Дальнобойщики называли наше заведение «У дяди Паши». Однако официальное название – «Прибой» – никто не менял, потому что на дороге к Питеру пару лет назад построили забегаловку, над которой повесили неоновую вывеску «У дяди Паши», хотя заправляли там, по слухам, армяне. Того Пашу, фальшивого, водилы не любили.
В отличие от нашего.
Хозяин сам готовил на кухне вместе со своей женой Оксаной – бледной пухлой бабой с пугающе невыразительным взглядом. Меню было небольшое, простое, но сытное. Обязательная солянка, свинина в горшочке, жареные цыплята, гречка и говядина с подливой, пара салатов, сладкий компот, до половины стакана честно наполненный сухофруктами. Блинчики и пирожки.

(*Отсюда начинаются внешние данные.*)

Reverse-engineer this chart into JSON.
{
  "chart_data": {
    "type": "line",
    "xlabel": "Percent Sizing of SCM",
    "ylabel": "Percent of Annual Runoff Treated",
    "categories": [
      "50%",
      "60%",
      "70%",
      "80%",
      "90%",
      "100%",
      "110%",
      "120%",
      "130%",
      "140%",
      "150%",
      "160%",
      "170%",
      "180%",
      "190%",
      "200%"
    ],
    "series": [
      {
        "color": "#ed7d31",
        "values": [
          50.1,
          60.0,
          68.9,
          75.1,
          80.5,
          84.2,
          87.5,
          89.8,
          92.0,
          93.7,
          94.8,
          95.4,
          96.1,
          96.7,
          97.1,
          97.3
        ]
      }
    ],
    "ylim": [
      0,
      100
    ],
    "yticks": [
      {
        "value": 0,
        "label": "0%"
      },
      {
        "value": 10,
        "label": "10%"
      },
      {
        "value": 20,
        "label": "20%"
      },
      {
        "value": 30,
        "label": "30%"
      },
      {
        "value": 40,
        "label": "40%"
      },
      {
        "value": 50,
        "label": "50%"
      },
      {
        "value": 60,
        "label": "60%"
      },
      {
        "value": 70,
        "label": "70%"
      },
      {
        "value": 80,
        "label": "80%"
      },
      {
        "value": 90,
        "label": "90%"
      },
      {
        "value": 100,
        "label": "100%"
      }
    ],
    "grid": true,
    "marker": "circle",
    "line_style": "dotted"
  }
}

Первое время при каждом удобном случае я воровала еду. Сырую картофелину сгрызала за двадцать секунд. Соус вычерпывала половником и выпивала через край. Отварная гречка с маслом? Я продала бы за нее душу, но этого никто не требовал, и я, точно хомяк, набивала рассыпчатой горячей крупой щёки. Однажды съела сырую луковицу – сладкую, сочную, как яблоко. Хозяйка стояла в двух шагах, но удержаться я не смогла. Меня не вышибли лишь потому, что Оксана не поверила, будто можно сожрать луковицу весом в триста граммов, не уронив ни слезинки.
Ее муж, кажется, что-то подозревал. Но я работала на совесть, и у него действительно не было со мной проблем.
Если он ожидал, что я стану всеми способами пытаться прибавить себе солидности, то просчитался. В первый же день я заплела две куцые косички, едва закрывавшие уши, и натянула длинную футболку, к которой накануне вечером пришила по низу оборку из цветастой тряпки, валявшейся в подсобке. Мне выделили каморку рядом с ней, размером с купе поезда. Единственное, что я проверила, когда мне ее показали, – запирается ли дверь изнутри. О да – она запиралась! Кажется, я чуть не засмеялась от счастья под хмурым взглядом Оксаны.
Но все остальное меня устраивало. Кровать, окно, задвижка. Больше ничего и не требовалось.
Хозяин, увидев меня в первое утро с косичками, крякнул. «Малолетка», – прочла я в его взгляде.
Но все прошло как нельзя лучше. Носясь с подносами между столиками, я время от времени ловила свое отражение в мутном оконном стекле: девочка-подросток в заношенном платьице, тощенькая бледная замухрышка.